🤖 AI Summary
This work addresses the challenge of propagating uncertainty between the time and frequency domains in discrete Fourier transforms (DFT). We propose a factor graph–based framework for quantifying uncertainty in the fast Fourier transform (FFT), explicitly modeling FFT as a hierarchical factor graph for the first time. By integrating belief propagation (BP) with expectation propagation (EP), the framework enables approximate Bayesian inference under non-Gaussian priors. A convergence-guaranteeing mechanism ensures stable, high-accuracy joint estimation of posterior means and variances. Unlike conventional approaches constrained by Gaussian assumptions, our method significantly improves the accuracy and robustness of joint time–frequency probabilistic inference—particularly in communication systems. It establishes a scalable theoretical and algorithmic foundation for uncertainty-aware signal processing.
📝 Abstract
We address the problem of uncertainty propagation in the discrete Fourier transform by modeling the fast Fourier transform as a factor graph.

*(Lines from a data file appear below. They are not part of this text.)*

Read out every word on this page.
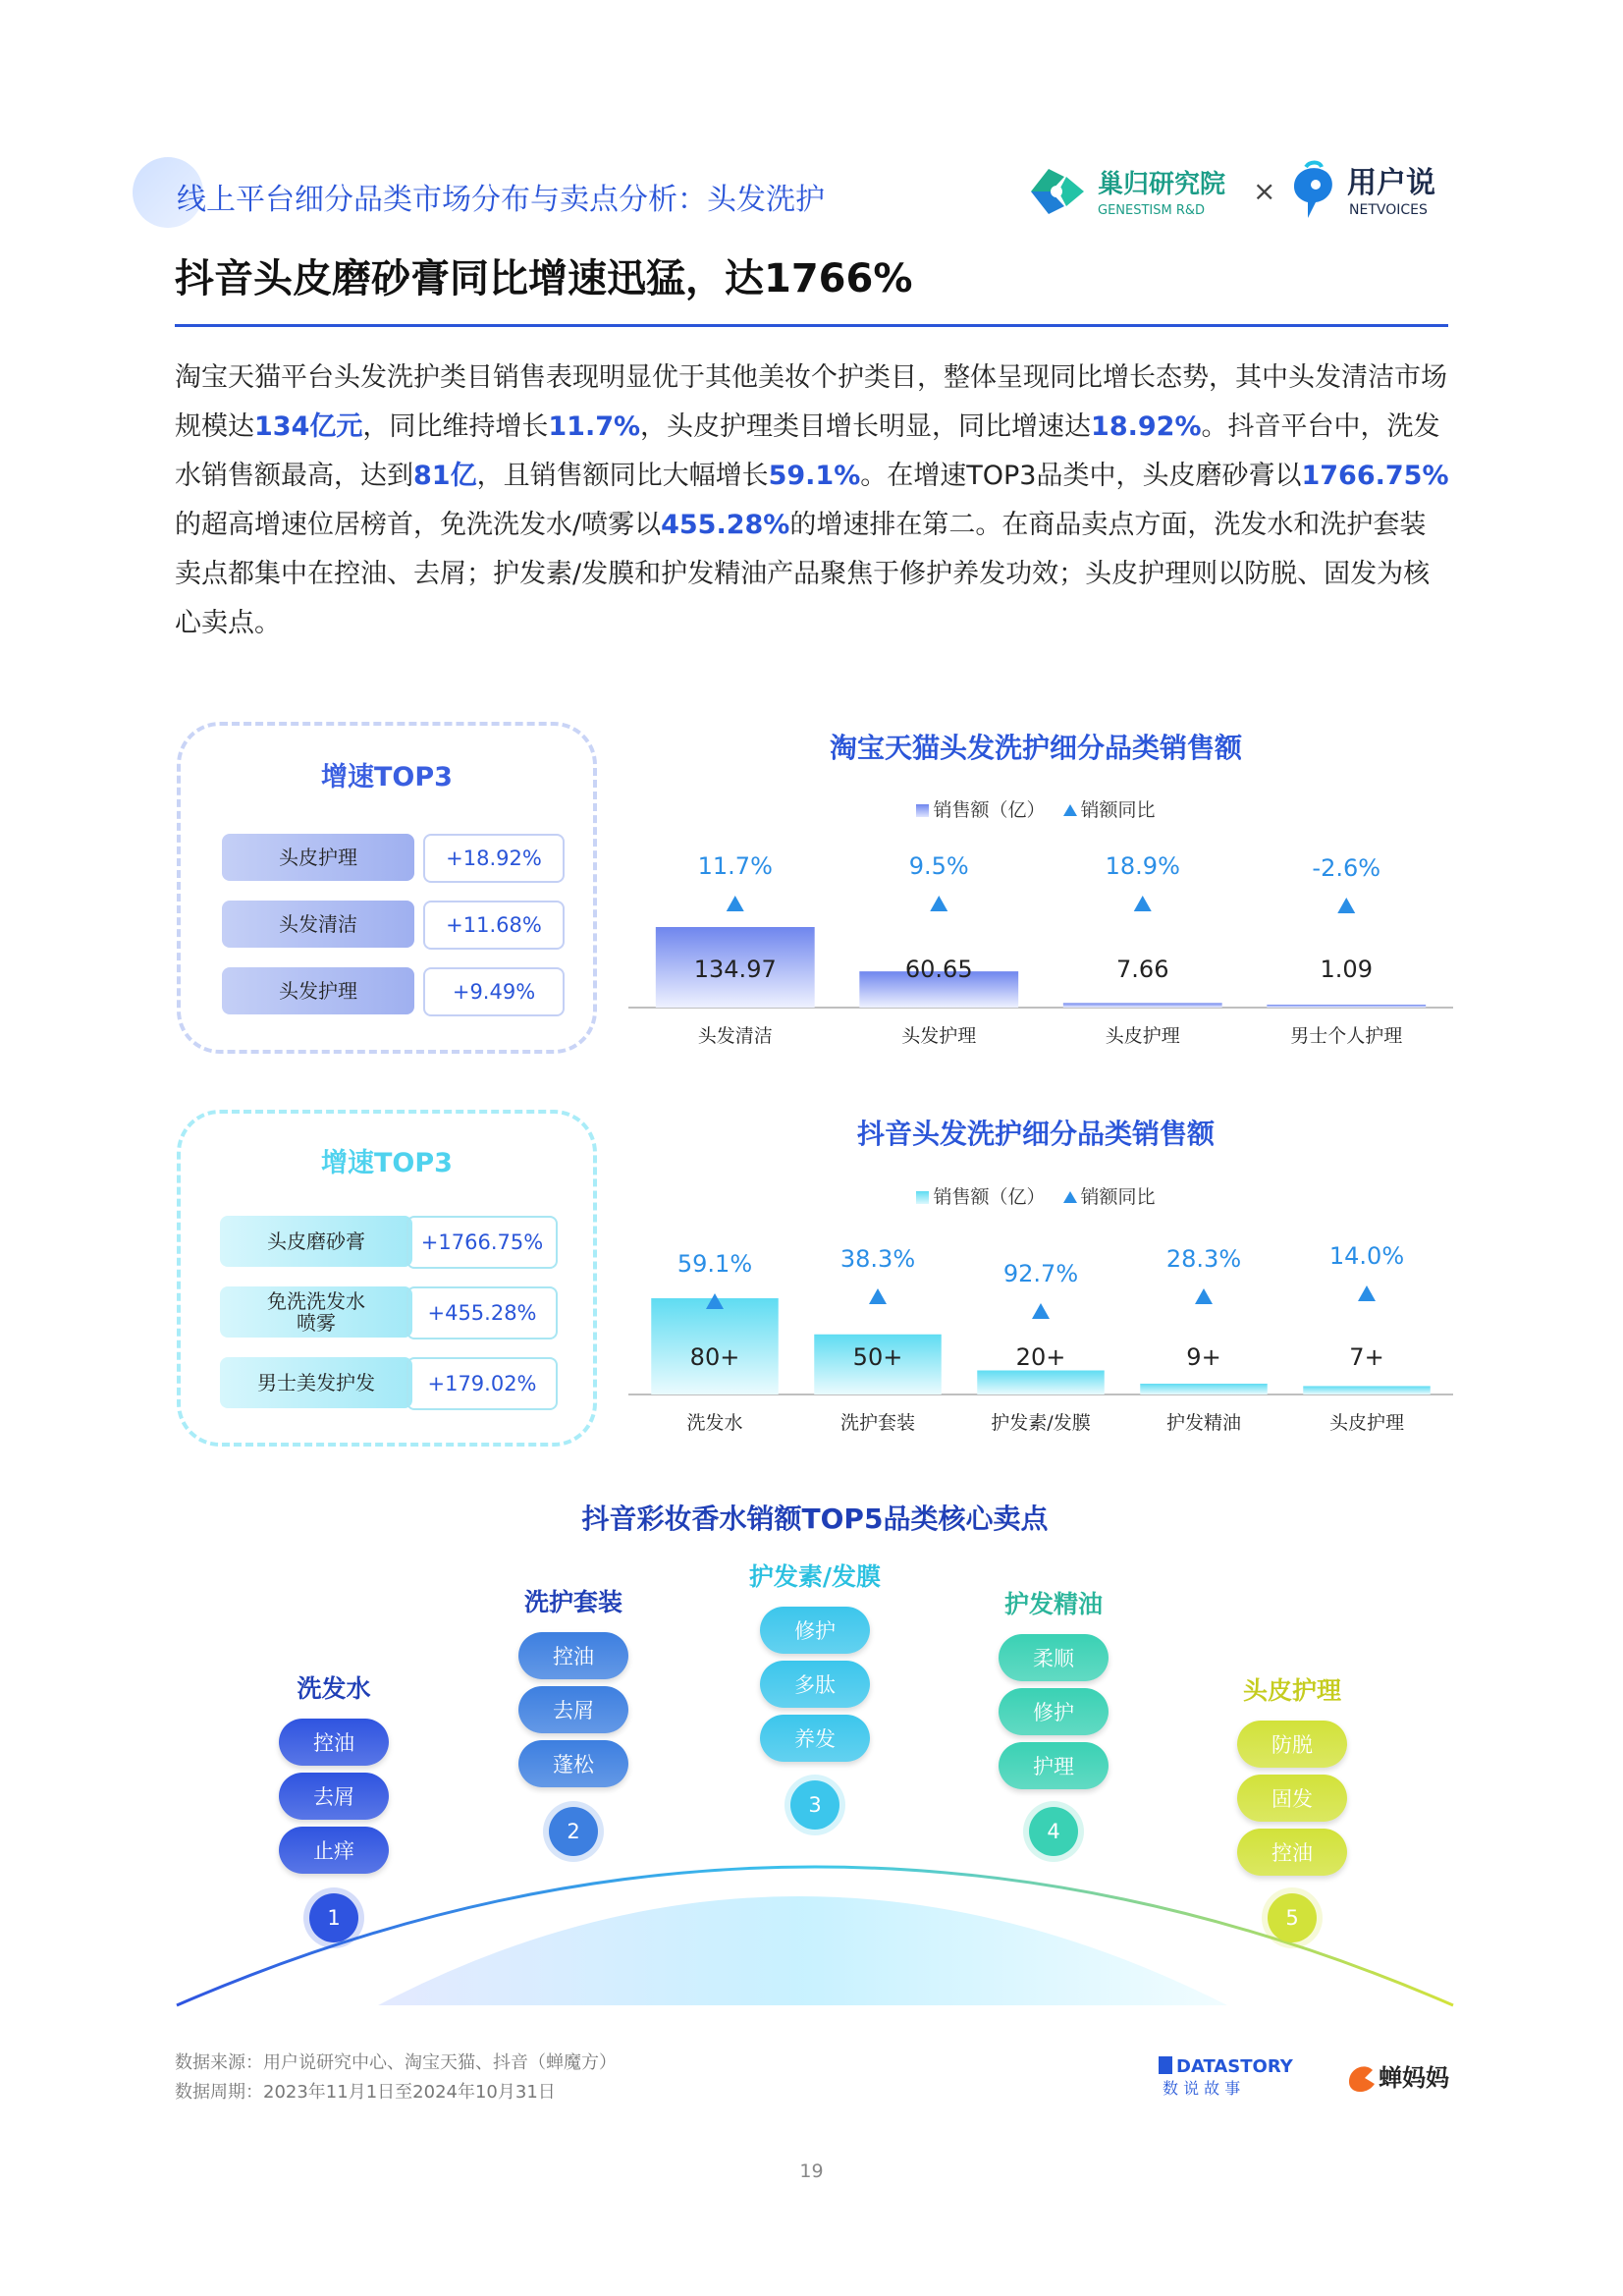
线上平台细分品类市场分布与卖点分析：头发洗护	巢归研究院
GENESTISM R&D
× 用户说
NETVOICES
抖音头皮磨砂膏同比增速迅猛，达1766%
淘宝天猫平台头发洗护类目销售表现明显优于其他美妆个护类目，整体呈现同比增长态势，其中头发清洁市场规模达134亿元，同比维持增长11.7%，头皮护理类目增长明显，同比增速达18.92%。抖音平台中，洗发水销售额最高，达到81亿，且销售额同比大幅增长59.1%。在增速TOP3品类中，头皮磨砂膏以1766.75%的超高增速位居榜首，免洗洗发水/喷雾以455.28%的增速排在第二。在商品卖点方面，洗发水和洗护套装卖点都集中在控油、去屑；护发素/发膜和护发精油产品聚焦于修护养发功效；头皮护理则以防脱、固发为核心卖点。
增速TOP3
头皮护理	+18.92%
头发清洁	+11.68%
头发护理	+9.49%
增速TOP3
头皮磨砂膏	+1766.75%
免洗洗发水
喷雾	+455.28%
男士美发护发	+179.02%
淘宝天猫头发洗护细分品类销售额
销售额（亿） 销额同比
134.97
11.7%
头发清洁
60.65
9.5%
头发护理
7.66
18.9%
头皮护理
1.09
-2.6%
男士个人护理
抖音头发洗护细分品类销售额
销售额（亿） 销额同比
80+
59.1%
洗发水
50+
38.3%
洗护套装
20+
92.7%
护发素/发膜
9+
28.3%
护发精油
7+
14.0%
头皮护理
抖音彩妆香水销额TOP5品类核心卖点
洗发水
控油
去屑
止痒
1
洗护套装
控油
去屑
蓬松
2
护发素/发膜
修护
多肽
养发
3
护发精油
柔顺
修护
护理
4
头皮护理
防脱
固发
控油
5
数据来源：用户说研究中心、淘宝天猫、抖音（蝉魔方）
数据周期：2023年11月1日至2024年10月31日
DATASTORY
数 说 故 事	蝉妈妈
19
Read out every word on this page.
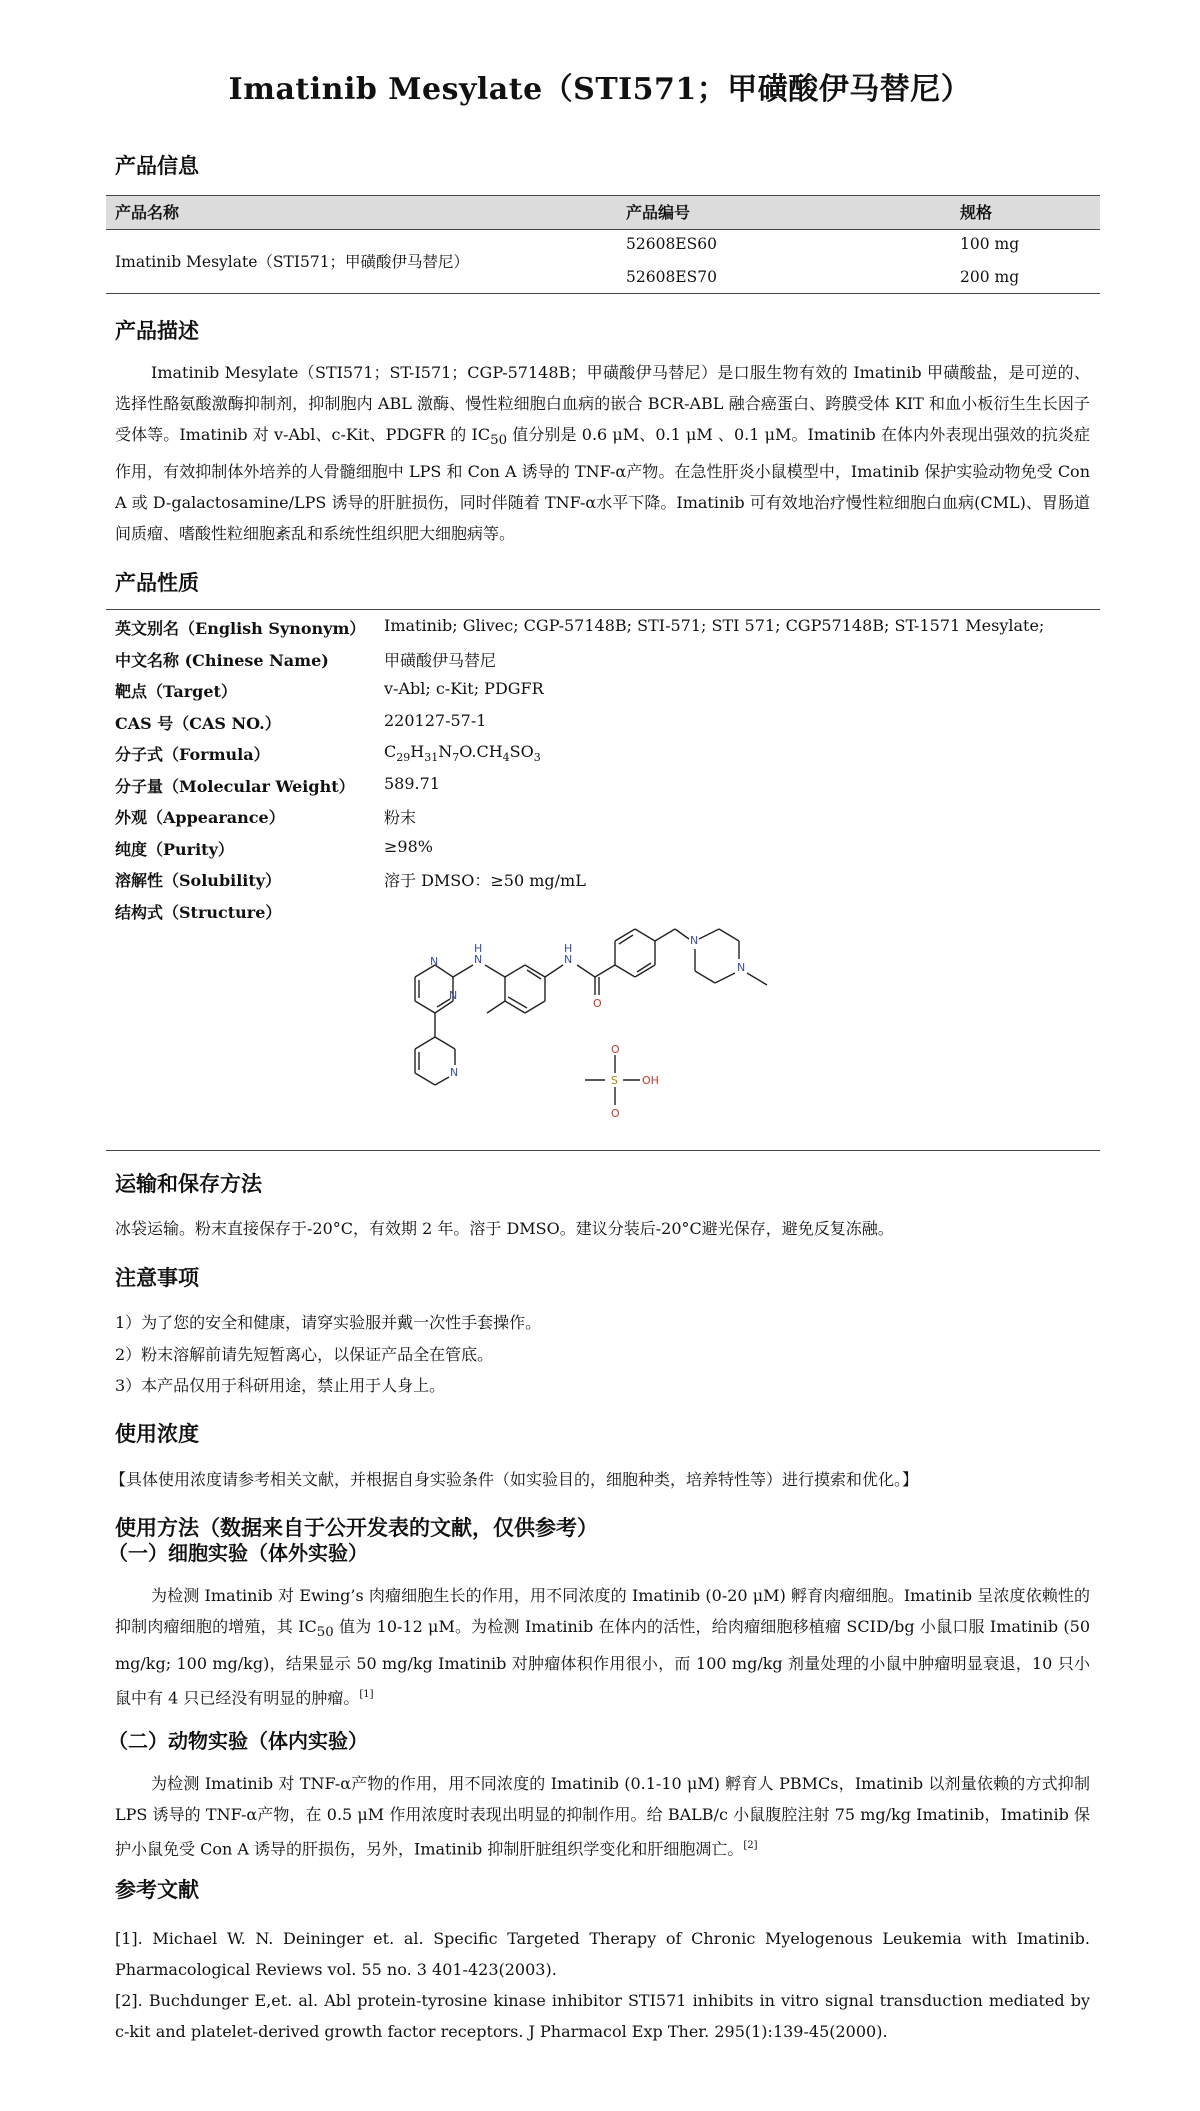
Imatinib Mesylate（STI571；甲磺酸伊马替尼）
产品信息
产品名称	产品编号	规格
Imatinib Mesylate（STI571；甲磺酸伊马替尼）
52608ES60	100 mg
52608ES70	200 mg
产品描述
Imatinib Mesylate（STI571；ST-I571；CGP-57148B；甲磺酸伊马替尼）是口服生物有效的 Imatinib 甲磺酸盐，是可逆的、选择性酪氨酸激酶抑制剂，抑制胞内 ABL 激酶、慢性粒细胞白血病的嵌合 BCR-ABL 融合癌蛋白、跨膜受体 KIT 和血小板衍生生长因子受体等。Imatinib 对 v-Abl、c-Kit、PDGFR 的 $IC_{50}$ 值分别是 0.6 μM、0.1 μM 、0.1 μM。Imatinib 在体内外表现出强效的抗炎症作用，有效抑制体外培养的人骨髓细胞中 LPS 和 Con A 诱导的 TNF-α产物。在急性肝炎小鼠模型中，Imatinib 保护实验动物免受 Con A 或 D-galactosamine/LPS 诱导的肝脏损伤，同时伴随着 TNF-α水平下降。Imatinib 可有效地治疗慢性粒细胞白血病(CML)、胃肠道间质瘤、嗜酸性粒细胞紊乱和系统性组织肥大细胞病等。
产品性质
英文别名（English Synonym） Imatinib; Glivec; CGP-57148B; STI-571; STI 571; CGP57148B; ST-1571 Mesylate;
中文名称 (Chinese Name)	甲磺酸伊马替尼
靶点（Target）	v-Abl; c-Kit; PDGFR
CAS 号（CAS NO.）	220127-57-1
分子式（Formula）	$C_{29}H_{31}N_7O.CH_4SO_3$
分子量（Molecular Weight） 589.71
外观（Appearance）	粉末
纯度（Purity）	≥98%
溶解性（Solubility）	溶于 DMSO：≥50 mg/mL
结构式（Structure）
N
N
N
H
N
H
N
N
N
O
O
O
OH
S
运输和保存方法
冰袋运输。粉末直接保存于-20°C，有效期 2 年。溶于 DMSO。建议分装后-20°C避光保存，避免反复冻融。
注意事项
1）为了您的安全和健康，请穿实验服并戴一次性手套操作。
2）粉末溶解前请先短暂离心，以保证产品全在管底。
3）本产品仅用于科研用途，禁止用于人身上。
使用浓度
【具体使用浓度请参考相关文献，并根据自身实验条件（如实验目的，细胞种类，培养特性等）进行摸索和优化。】
使用方法（数据来自于公开发表的文献，仅供参考）
（一）细胞实验（体外实验）
为检测 Imatinib 对 Ewing’s 肉瘤细胞生长的作用，用不同浓度的 Imatinib (0-20 μM) 孵育肉瘤细胞。Imatinib 呈浓度依赖性的抑制肉瘤细胞的增殖，其 $IC_{50}$ 值为 10-12 μM。为检测 Imatinib 在体内的活性，给肉瘤细胞移植瘤 SCID/bg 小鼠口服 Imatinib (50 mg/kg; 100 mg/kg)，结果显示 50 mg/kg Imatinib 对肿瘤体积作用很小，而 100 mg/kg 剂量处理的小鼠中肿瘤明显衰退，10 只小鼠中有 4 只已经没有明显的肿瘤。[1]
（二）动物实验（体内实验）
为检测 Imatinib 对 TNF-α产物的作用，用不同浓度的 Imatinib (0.1-10 μM) 孵育人 PBMCs，Imatinib 以剂量依赖的方式抑制 LPS 诱导的 TNF-α产物，在 0.5 μM 作用浓度时表现出明显的抑制作用。给 BALB/c 小鼠腹腔注射 75 mg/kg Imatinib，Imatinib 保护小鼠免受 Con A 诱导的肝损伤，另外，Imatinib 抑制肝脏组织学变化和肝细胞凋亡。[2]
参考文献
[1]. Michael W. N. Deininger et. al. Specific Targeted Therapy of Chronic Myelogenous Leukemia with Imatinib. Pharmacological Reviews vol. 55 no. 3 401-423(2003).
[2]. Buchdunger E,et. al. Abl protein-tyrosine kinase inhibitor STI571 inhibits in vitro signal transduction mediated by c-kit and platelet-derived growth factor receptors. J Pharmacol Exp Ther. 295(1):139-45(2000).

Building on this representation, we propose an efficient framework for approximate Bayesian inference using belief propagation (BP) and expectation propagation, extending its applicability beyond Gaussian assumptions. By leveraging an appropriate BP message representation and a suitable schedule, our method achieves stable convergence with accurate mean and variance estimates. Numerical experiments in representative scenarios from communications demonstrate the practical potential of the proposed framework for uncertainty-aware inference in probabilistic systems operating across both time and frequency domain.